County spokesman Erik Pappa declined to comment Monday, citing the ongoing negotiations.

Martin Bassick, president of the SEIU Local 1107, said he hopes the differences can be resolved soon through negotiations without an arbitrator. He declined to comment on the specifics of the county’s proposal because of the ongoing negotiations.

“This process is still ongoing and I’m still hopeful we’re going to work it out outside of arbitration,” Bassick said.

The remaining aspects of the county’s offer for a three-year contract are unchanged. The county has offered a 2 percent wage increase effective July 1, 2015, and any raises in the third year would be subject to negotiations in 2016.

Longevity pay kicks in after an employee has been on the job for eight years, paying 0.57 percent of the worker’s base pay for each year of service in an annual lump sum.

The county and SEIU, which represents about 5,000 county staffers who work in areas such as the Department of Family Services and the Department of Aviation, started negotiations in June 2013.

Both sides have recognized that negotiations have been difficult.

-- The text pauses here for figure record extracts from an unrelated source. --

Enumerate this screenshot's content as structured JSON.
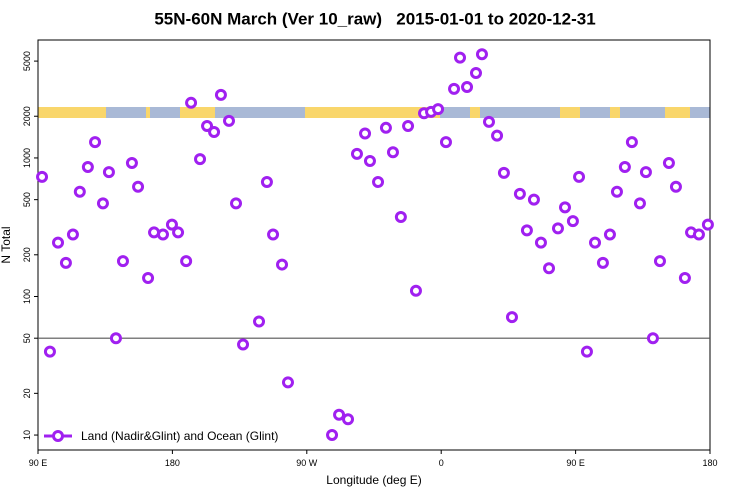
{
  "chart_data": {
    "type": "scatter",
    "title": "55N-60N March (Ver 10_raw)   2015-01-01 to 2020-12-31",
    "xlabel": "Longitude (deg E)",
    "ylabel": "N Total",
    "log_y": true,
    "color": "#a020f0",
    "reference_line": 50,
    "xlim": [
      90,
      540
    ],
    "ylim": [
      7.8,
      7100
    ],
    "xticks": [
      {
        "value": 90,
        "label": "90 E"
      },
      180,
      {
        "value": 270,
        "label": "90 W"
      },
      {
        "value": 360,
        "label": "0"
      },
      {
        "value": 450,
        "label": "90 E"
      },
      {
        "value": 540,
        "label": "180"
      }
    ],
    "yticks": [
      10,
      20,
      50,
      100,
      200,
      500,
      1000,
      2000,
      5000
    ],
    "legend_position": "bottom-left",
    "series": [
      {
        "name": "Land (Nadir&Glint) and Ocean (Glint)",
        "color": "#a020f0",
        "x": [
          92.7,
          98,
          103.4,
          108.7,
          113.4,
          118,
          123.4,
          128.2,
          133.5,
          137.5,
          142.2,
          146.9,
          152.9,
          157,
          163.7,
          167.7,
          173.7,
          179.7,
          183.8,
          189.2,
          192.5,
          198.5,
          203.2,
          207.9,
          212.5,
          217.9,
          222.6,
          227.3,
          238,
          243.3,
          247.4,
          253.4,
          257.4,
          286.9,
          291.6,
          297.6,
          303.6,
          309,
          312.3,
          317.7,
          323,
          327.7,
          333,
          337.8,
          343.1,
          348.5,
          353.2,
          357.9,
          363.2,
          368.6,
          372.6,
          377.3,
          383.3,
          387.3,
          392,
          397.4,
          402,
          407.4,
          412.7,
          417.4,
          422.1,
          426.8,
          432.2,
          438.2,
          442.9,
          448.2,
          452.3,
          457.6,
          463,
          468.3,
          473,
          477.7,
          483,
          487.7,
          493.1,
          497.1,
          501.8,
          506.5,
          512.5,
          517.2,
          523.2,
          527.3,
          532.6,
          538.6
        ],
        "values": [
          730,
          40,
          245,
          175,
          280,
          570,
          860,
          1300,
          470,
          790,
          50,
          180,
          920,
          620,
          136,
          290,
          280,
          330,
          290,
          180,
          2500,
          980,
          1700,
          1540,
          2850,
          1850,
          470,
          45,
          66,
          670,
          280,
          170,
          24,
          10,
          14,
          13,
          1070,
          1500,
          950,
          670,
          1650,
          1100,
          375,
          1700,
          110,
          2100,
          2150,
          2250,
          1300,
          3150,
          5300,
          3250,
          4100,
          5600,
          1820,
          1450,
          780,
          71,
          550,
          300,
          500,
          245,
          160,
          310,
          440,
          350,
          730,
          40,
          245,
          175,
          280,
          570,
          860,
          1300,
          470,
          790,
          50,
          180,
          920,
          620,
          136,
          290,
          280,
          330
        ]
      }
    ]
  }
}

SEIU attorney Michael Urban notified Clark County in a Feb. 10 letter than the union and Clark County have reached an “impasse on negotiations” and requested binding arbitration.

Longevity pay for new hires has been phased out gradually since 2002 with 11 other Clark County employee groups, including park police, prosecutors and firefighters.

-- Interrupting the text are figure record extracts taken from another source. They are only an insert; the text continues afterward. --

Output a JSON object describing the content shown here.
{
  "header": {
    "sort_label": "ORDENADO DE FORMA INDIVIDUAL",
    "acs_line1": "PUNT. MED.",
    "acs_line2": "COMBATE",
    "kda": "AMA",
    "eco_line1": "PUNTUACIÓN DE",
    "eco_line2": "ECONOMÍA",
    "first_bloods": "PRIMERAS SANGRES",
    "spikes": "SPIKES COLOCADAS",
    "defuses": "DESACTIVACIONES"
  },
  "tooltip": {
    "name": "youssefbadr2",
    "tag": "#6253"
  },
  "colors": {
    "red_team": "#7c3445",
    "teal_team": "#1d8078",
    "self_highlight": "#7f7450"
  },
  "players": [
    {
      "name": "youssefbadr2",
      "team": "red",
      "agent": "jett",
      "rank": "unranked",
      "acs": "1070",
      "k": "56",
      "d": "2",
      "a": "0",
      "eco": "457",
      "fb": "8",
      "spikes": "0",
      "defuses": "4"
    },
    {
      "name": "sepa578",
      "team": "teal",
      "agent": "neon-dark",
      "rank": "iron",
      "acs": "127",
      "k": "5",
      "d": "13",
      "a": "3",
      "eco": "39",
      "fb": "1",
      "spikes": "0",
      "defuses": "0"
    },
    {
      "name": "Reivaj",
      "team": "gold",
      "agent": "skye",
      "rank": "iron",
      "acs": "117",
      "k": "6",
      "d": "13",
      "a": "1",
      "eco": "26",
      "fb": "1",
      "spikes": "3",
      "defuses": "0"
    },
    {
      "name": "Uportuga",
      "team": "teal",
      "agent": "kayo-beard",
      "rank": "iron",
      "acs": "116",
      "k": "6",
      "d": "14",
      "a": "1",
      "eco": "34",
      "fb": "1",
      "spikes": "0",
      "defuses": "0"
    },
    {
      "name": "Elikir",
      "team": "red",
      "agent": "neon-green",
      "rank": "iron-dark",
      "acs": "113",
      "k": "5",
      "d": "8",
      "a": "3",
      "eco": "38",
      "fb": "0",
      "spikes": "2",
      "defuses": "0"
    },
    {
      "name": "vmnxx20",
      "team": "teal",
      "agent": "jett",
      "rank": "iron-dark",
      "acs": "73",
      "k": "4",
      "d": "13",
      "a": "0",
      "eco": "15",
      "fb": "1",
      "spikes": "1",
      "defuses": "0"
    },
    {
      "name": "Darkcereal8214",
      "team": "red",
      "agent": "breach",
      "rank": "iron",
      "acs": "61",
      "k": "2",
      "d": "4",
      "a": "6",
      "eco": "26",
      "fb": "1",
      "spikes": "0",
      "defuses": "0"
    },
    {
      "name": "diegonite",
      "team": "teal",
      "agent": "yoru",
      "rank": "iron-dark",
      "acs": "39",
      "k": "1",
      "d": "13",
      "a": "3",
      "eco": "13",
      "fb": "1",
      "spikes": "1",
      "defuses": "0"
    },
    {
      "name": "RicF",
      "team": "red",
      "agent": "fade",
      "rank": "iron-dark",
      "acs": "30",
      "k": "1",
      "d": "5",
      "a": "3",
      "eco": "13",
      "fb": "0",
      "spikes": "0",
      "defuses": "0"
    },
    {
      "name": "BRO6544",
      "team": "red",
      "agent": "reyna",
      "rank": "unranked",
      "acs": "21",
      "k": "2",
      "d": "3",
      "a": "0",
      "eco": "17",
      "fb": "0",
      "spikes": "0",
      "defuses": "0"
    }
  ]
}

However, the county lost a recent arbitration case this year involving the SEIU’s bargaining unit for University Medical Center staff. The arbitrator decided that the county cannot eliminate longevity pay for future hires at the public hospital.

County firefighters received a 1.5 percent cost-of-living increase in July. Metropolitan Police Department officers were awarded two cost-of-living increases totaling 1.5 percent in a one-year award after going to binding arbitration in 2013.